Racial Skill: Runic Memory Updated!

Description Changed!

Perfectly recall any correctly made rune or spell you have seen, made, or interacted with in any way. May store and recall more than one version of a rune, or spell. Different versions of runes may have varying costs, leading to different costs and effects for the spells composed of those runes. Spells stored in Runic Memory can be recreated without focusing on doing so, as long as you have successfully cast them previously.

Rune stored in Runic Memory: Lightning, Air, Earth, Ice, Force

Rune stored in Runic Memory: Contain, Compress, Release, Direction

Spell Formula stored in Runic Memory: Bolt

This time he couldn’t stop the roaring laughter that came bursting out of his throat. He had been quite worried that he wouldn’t be able to gain any of his spells again, and yet here they were. It wasn’t all of them by any means, but even just the basic bolts would be enough to make a huge difference in how he fought, as well as how quickly he could kill his enemies.
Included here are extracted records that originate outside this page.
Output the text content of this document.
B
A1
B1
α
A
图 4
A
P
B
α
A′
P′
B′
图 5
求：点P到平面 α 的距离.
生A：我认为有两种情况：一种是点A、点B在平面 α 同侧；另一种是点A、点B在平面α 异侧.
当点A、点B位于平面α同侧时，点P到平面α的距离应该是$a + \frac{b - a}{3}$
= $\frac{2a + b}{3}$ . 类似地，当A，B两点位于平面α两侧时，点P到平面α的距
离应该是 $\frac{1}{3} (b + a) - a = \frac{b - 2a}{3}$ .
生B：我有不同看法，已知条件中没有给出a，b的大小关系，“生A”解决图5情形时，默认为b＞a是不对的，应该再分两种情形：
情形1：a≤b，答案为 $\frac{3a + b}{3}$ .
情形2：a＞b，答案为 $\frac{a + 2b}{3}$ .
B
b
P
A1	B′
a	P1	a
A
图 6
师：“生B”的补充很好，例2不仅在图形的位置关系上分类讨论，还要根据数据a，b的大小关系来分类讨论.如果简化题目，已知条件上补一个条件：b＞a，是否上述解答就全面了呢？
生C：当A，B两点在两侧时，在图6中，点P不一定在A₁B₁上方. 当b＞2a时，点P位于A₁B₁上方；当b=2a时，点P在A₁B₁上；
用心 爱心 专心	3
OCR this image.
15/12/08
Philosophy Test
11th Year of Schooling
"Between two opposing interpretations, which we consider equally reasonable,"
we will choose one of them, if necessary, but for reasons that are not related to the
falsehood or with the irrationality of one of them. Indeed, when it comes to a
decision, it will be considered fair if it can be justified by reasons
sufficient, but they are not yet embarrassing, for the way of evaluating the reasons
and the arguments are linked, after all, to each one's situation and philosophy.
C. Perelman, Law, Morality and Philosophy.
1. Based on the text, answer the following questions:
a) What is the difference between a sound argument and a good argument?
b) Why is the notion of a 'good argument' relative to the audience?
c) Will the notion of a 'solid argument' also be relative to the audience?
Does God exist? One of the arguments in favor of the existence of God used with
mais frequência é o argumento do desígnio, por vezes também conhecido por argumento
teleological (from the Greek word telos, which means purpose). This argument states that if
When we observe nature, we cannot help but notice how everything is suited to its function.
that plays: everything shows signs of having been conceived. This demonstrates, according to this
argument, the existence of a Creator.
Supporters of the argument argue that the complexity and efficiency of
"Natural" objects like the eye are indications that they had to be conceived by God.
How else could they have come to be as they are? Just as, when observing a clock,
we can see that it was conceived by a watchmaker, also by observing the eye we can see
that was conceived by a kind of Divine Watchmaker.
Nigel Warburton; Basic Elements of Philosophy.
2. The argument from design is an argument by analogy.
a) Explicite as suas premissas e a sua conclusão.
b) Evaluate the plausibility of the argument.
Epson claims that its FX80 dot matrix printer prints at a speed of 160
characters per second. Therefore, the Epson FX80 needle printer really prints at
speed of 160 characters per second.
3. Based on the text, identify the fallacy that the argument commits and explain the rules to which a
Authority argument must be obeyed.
Now he was really excited to be in this dungeon.

A quick thought spread out his Risen rats again, once more searching for more enemies for him to hunt. As they worked, so did he, quickly creating Wind Blade, and Discharge. Discharge had a few runes that he had to tinker with, making small changes to the structure of each until they finally sunk into his mind. When he got the final one corrected the entire spell structure was saved into Runic Memory. Thankfully, a couple of the runes used in Discharge were also used in Flamethrower, which eased some of the issues he had with the spell, but by no means did it fix everything. Fully half the runes involved in the spell were ones he would have to either fix or find, if he ever wanted the spell to work.

For now, though, it would be neither, as his Risen had found him more rats to fight.